(602) Information Systems Security Manager III
Cybersecurity Program Management
Support IT security goals and objectives to reduce overall organizational risk
Communicate the value of IT security throughout all levels of organization stakeholders
Coordinate with various levels of the organization to oversee information security program implementation
Manage cyber strategy, personnel, infrastructure, policy enforcement, emergency planning, security awareness, and other resources
Assist with facilitating communication between all RMF stakeholders throughout the RMF process
Security Assessment and Authorization
Assist with the collection of data needed to meet system cybersecurity reporting requirements
Assist with security improvement actions as they are evaluated, validated, and implemented
Participate in information security risk assessments during the Security A&A process
Assist with identifying security requirements specific to IT systems in all phases of the system life cycle
Coordinate with programs to resolve findings identified during internal and external review processes
Compliance and Risk Management
Assist with cybersecurity inspections, tests, and reviews for the network environment
Assist with identifying alternative information security strategies to address organizational security objectives
Interpret patterns of noncompliance to determine their impact on risk levels and overall effectiveness of the enterprise's cybersecurity program
Track audit findings and recommendations to ensure appropriate mitigation actions are taken
Monitor systems for upcoming authorization conditions/stipulations, upcoming or past due POA&M items, and SLCM activities
Documentation and Reporting
Develop findings reports and recommended corrective actions for identified deficiencies
Report system compliance in DON Application and Database Management System (DADMS), Department of Defense Information Technology Portfolio Repository – Department of the Navy (DITPR-DON), and Vulnerability Remediation Asset Manager (VRAM)

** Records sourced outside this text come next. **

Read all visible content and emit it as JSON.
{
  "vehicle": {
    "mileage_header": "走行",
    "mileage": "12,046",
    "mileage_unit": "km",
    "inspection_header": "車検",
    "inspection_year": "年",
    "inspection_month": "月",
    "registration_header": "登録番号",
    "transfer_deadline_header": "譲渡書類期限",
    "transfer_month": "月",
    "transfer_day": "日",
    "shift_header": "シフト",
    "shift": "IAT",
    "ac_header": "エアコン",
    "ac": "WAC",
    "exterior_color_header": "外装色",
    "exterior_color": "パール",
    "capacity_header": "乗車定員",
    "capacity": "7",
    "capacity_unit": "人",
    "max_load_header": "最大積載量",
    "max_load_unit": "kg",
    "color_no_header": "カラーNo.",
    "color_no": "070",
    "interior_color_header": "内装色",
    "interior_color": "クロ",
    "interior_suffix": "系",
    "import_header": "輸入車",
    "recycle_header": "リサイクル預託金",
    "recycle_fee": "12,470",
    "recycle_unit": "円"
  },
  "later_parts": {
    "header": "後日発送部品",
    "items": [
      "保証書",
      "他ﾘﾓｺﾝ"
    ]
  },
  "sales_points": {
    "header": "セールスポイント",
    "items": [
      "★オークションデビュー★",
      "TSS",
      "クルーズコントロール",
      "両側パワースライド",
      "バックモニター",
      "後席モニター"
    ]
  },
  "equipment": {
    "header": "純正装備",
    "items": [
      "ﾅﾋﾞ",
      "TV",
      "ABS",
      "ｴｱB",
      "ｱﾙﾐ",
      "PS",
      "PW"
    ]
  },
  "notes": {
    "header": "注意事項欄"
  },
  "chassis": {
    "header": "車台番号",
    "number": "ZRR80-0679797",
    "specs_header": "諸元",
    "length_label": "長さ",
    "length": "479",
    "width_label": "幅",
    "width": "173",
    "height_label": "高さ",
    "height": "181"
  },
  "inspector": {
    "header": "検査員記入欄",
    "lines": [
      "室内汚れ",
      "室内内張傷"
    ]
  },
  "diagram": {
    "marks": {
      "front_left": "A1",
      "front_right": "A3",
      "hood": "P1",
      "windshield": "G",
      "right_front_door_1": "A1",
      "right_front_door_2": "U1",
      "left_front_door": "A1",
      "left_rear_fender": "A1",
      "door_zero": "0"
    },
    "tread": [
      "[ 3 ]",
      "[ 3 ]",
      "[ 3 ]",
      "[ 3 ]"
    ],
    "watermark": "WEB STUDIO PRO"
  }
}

Assist with Quality Assurance (QA) reviews for RMF package submissions in accordance with NSWCPD and NAVSEA 03 SOP
Ensure successful implementation and functionality of security requirements and appropriate IT policies and procedures consistent with the organization's mission and goals
Track and respond to Cybersecurity data calls per Government guidance
Minimum Qualifications Including Certificates
- Must be a U.S. Citizen
- Active Secret security clearance
- Master's degree in computer science, information technology, or an equivalent science, technology, engineering & mathematics (STEM) degree from an accredited college or university
- Eight (8) years of experience coordinating with various levels of an organization to oversee and manage information security program implementation
- Experience managing cyber strategy, personnel, infrastructure, policy enforcement, emergency planning, security awareness, and/or other resources
- Must possess one of the following certifications: CAP, CASP+ CE, CISM, CISSP (or Associate), GSLC, CCISO, or HCISPP
- IAM-II certification level
- Experience with DoD Information Assessment and Authorization (A&A) process and Risk Management Framework (RMF)
Desired Qualifications
- Experience with enterprise security technologies and tools including eMASS and VRAM
- Knowledge of NIST Special Publications and DoD cybersecurity instructions
- Experience with Navy and DoD organizational structures and policies
- Familiarity with NAVSEA cybersecurity requirements and procedures
- Experience with vulnerability management and continuous monitoring
- Demonstrated leadership abilities and strong communication skills
AAP Statement
We are proud to be an Affirmative Action and Equal Opportunity Employer and as such, we evaluate qualified candidates in full consideration without regard to race, color, religion, sex, sexual orientation, gender identity, marital status, national origin, age, disability status, protected veteran status, and any other protected status.